Market Order vs. Limit Order: What's the Difference?

Updated July 9, 2026 7 min read

Placing a trade sounds simple until the order screen asks what type of order to use, and the two most common choices push in slightly different directions.

The short answer

A market order tells a broker to buy or sell immediately at whatever price is currently available, prioritizing speed of execution over price certainty. A limit order sets a specific price (or better) that the trade must meet before it executes, prioritizing price control over speed — it may fill instantly, slowly, or not at all. Neither is universally “better”; they trade off different kinds of certainty.

How a market order behaves

A market order is essentially an instruction to fill the trade right now, at the best price currently on offer. For widely traded holdings, that price usually lands very close to what was last quoted, and the order fills within moments. The tradeoff shows up around the bid-ask spread — the small gap between what buyers are offering and what sellers are asking — and it can widen during periods of low trading activity or high volatility, meaning the executed price may differ more than expected from the last quote seen on screen. Market orders remove the guesswork about whether a trade happens, but not about the exact price it happens at.

How a limit order behaves

A limit order flips that tradeoff. A buy limit order specifies the highest price a buyer is willing to pay; a sell limit order specifies the lowest price a seller is willing to accept. The order only executes if the market reaches that price or better. This gives control over cost but introduces a different uncertainty: if the price never reaches the limit, the order can sit unfilled indefinitely, or expire depending on how long it was set to remain active. In a fast-moving market, a limit order can also mean missing a trade entirely while waiting for a specific number.

Where the difference actually matters

For routine, long-term investing in something like a broad fund, the difference between a market and limit order is often minor, since prices for widely held investments don’t usually swing much between the moment an order is placed and the moment it fills. The gap matters more for less frequently traded holdings, where the bid-ask spread tends to be wider, or during unusually volatile trading sessions when prices can move meaningfully within seconds. In those situations, a limit order offers a way to define an acceptable price range rather than accepting whatever the market happens to be doing in that instant.

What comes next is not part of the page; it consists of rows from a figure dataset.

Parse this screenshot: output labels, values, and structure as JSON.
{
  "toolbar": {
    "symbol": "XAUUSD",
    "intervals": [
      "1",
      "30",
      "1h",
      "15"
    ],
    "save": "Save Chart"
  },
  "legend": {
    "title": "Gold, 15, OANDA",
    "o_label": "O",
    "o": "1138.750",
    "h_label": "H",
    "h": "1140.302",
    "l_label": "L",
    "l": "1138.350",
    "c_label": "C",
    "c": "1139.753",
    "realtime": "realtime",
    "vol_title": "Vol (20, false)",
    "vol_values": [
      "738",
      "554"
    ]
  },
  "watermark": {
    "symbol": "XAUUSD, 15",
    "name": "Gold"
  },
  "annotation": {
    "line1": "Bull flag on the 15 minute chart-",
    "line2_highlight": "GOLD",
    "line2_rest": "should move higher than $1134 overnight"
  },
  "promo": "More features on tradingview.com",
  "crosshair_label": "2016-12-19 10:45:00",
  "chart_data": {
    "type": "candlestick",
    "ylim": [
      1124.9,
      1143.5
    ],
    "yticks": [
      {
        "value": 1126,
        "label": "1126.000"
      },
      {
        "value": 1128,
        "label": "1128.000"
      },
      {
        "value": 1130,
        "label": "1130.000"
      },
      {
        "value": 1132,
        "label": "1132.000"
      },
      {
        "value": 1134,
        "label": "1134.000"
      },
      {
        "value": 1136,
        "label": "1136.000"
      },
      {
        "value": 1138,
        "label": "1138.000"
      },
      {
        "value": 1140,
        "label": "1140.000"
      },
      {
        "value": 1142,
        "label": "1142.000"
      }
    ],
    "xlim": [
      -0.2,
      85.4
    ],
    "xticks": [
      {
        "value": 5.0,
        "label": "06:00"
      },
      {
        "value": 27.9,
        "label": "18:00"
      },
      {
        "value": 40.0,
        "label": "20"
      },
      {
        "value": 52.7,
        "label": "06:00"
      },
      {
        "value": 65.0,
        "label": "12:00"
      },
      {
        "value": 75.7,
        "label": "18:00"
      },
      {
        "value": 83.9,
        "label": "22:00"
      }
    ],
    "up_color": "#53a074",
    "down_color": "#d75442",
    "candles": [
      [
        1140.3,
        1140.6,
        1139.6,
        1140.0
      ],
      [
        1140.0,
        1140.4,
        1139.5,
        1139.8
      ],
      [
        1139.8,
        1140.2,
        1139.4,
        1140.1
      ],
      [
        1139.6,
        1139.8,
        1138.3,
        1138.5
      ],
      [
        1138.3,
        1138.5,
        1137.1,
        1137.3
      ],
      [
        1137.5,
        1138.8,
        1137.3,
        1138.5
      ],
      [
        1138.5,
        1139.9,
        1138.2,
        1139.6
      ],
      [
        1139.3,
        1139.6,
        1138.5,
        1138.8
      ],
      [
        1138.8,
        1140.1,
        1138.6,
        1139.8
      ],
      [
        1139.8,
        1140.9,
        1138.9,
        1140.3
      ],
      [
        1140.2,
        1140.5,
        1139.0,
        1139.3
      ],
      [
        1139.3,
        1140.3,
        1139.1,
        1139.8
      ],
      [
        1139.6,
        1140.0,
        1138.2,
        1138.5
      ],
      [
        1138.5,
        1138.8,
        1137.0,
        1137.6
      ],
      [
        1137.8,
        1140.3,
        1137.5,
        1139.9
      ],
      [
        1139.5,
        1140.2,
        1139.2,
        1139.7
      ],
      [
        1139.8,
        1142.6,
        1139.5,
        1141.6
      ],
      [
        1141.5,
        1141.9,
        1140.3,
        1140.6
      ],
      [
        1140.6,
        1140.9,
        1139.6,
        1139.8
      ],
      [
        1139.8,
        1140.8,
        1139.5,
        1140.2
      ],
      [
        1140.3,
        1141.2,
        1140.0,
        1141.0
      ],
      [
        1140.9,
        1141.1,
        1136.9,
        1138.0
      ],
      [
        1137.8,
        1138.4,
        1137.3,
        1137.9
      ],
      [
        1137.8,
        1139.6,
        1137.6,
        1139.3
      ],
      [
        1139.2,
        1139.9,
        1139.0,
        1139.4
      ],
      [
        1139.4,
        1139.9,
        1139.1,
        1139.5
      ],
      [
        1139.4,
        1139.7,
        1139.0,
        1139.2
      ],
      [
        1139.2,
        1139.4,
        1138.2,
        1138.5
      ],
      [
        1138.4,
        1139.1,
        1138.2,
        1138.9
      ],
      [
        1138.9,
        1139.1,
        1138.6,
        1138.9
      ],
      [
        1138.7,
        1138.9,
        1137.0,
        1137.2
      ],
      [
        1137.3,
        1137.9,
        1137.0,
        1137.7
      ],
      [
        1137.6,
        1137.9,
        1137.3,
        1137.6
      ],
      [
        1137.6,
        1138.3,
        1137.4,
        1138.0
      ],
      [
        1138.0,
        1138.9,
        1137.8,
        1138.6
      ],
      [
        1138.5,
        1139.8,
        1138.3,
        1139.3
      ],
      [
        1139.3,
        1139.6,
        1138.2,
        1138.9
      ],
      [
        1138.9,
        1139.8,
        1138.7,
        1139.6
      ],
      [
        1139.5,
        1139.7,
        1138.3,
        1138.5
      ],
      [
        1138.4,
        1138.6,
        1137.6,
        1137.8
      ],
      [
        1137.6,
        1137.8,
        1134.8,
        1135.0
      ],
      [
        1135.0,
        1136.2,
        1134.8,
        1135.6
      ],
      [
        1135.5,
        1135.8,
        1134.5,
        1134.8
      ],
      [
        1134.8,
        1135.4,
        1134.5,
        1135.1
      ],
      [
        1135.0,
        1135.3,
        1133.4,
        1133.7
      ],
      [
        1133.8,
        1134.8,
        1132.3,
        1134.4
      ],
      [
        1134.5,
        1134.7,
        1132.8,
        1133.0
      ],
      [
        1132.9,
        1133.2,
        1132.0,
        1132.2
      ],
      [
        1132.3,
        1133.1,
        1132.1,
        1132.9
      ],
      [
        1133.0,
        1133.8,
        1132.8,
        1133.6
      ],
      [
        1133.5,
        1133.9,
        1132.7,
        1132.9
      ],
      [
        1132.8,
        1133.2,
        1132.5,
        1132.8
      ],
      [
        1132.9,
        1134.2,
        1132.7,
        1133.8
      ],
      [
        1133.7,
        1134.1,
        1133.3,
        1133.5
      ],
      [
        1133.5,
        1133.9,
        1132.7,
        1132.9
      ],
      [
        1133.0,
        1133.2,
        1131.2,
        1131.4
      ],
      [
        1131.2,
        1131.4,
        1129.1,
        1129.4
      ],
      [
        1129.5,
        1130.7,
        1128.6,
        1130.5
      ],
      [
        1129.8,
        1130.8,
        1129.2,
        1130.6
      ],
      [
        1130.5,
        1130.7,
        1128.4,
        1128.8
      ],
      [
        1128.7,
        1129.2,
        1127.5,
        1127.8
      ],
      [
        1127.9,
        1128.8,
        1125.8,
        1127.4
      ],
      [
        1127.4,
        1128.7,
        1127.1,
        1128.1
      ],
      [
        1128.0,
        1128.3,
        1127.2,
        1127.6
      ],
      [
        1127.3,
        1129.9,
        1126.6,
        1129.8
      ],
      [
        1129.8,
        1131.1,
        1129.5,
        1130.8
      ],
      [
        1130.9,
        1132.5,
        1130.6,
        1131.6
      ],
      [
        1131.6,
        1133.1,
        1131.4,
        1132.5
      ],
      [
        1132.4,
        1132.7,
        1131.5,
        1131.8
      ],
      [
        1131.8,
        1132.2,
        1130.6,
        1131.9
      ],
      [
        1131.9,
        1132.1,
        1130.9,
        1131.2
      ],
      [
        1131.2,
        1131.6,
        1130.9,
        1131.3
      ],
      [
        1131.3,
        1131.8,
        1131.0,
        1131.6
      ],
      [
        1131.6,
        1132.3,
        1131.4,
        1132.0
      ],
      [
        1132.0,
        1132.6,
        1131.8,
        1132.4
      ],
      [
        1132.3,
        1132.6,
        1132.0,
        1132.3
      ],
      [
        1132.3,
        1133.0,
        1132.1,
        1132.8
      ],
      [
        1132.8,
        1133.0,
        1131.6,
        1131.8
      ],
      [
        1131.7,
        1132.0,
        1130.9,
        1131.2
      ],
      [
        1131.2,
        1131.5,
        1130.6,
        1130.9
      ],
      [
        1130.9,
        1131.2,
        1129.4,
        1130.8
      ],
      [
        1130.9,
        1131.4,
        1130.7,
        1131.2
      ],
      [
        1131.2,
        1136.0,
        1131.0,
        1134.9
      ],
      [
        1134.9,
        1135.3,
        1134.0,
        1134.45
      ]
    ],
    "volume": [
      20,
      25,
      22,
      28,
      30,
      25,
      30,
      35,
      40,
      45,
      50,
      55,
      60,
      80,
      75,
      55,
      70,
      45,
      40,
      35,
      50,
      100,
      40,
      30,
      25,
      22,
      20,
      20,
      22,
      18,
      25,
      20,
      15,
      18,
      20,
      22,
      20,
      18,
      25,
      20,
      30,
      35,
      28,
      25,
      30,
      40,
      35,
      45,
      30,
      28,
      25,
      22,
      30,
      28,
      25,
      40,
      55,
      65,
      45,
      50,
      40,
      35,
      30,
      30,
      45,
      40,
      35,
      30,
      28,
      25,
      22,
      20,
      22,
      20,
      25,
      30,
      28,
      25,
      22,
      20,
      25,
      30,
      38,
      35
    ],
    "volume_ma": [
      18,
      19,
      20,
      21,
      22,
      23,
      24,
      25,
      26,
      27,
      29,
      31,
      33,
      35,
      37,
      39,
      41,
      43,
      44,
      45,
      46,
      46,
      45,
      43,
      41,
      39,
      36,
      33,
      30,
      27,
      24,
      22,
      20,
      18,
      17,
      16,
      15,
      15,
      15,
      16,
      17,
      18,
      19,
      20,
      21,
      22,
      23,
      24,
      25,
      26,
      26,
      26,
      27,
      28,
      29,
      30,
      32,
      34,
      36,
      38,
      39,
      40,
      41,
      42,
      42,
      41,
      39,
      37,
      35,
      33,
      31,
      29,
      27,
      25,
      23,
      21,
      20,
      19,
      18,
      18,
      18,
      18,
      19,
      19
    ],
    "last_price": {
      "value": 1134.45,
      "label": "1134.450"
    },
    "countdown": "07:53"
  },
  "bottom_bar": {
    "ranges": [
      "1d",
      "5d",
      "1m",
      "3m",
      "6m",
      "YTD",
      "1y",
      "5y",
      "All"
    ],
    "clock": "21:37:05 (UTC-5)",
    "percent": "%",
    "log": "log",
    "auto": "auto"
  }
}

A general, non-prescriptive example

Imagine two people wanting to buy the same holding when it’s quoted around a certain price. One places a market order and it fills within moments, at a price that may be a few cents above or below the quote. The other places a limit order capping the purchase price slightly below the current quote; if the price never dips that low, the order simply never fills, and the shares aren’t purchased that day. Neither outcome is inherently right — one accepted price uncertainty for speed, the other accepted the possibility of no trade for price control. This is the basic tradeoff built into every order type, independent of what’s being bought or sold, and it applies whether the trade happens through a full-service firm or a low-cost platform, as covered in the comparison of a full-service broker and a discount broker.

What to weigh before choosing

The relevant questions are usually about urgency and sensitivity to price. Is getting the trade done today more important than the exact price paid? A market order fits that priority. Is hitting a specific price more important than the trade happening on a particular day? A limit order fits that one better. It also helps to understand a brokerage account’s specific order options and default settings, since platforms differ in how they handle partial fills, expiration timing, and order types beyond these two basics, as outlined in general brokerage account mechanics.

The takeaway

Market and limit orders solve for different problems — speed versus price — and understanding which one is being prioritized in a given trade is more useful than assuming one type is the default “correct” choice.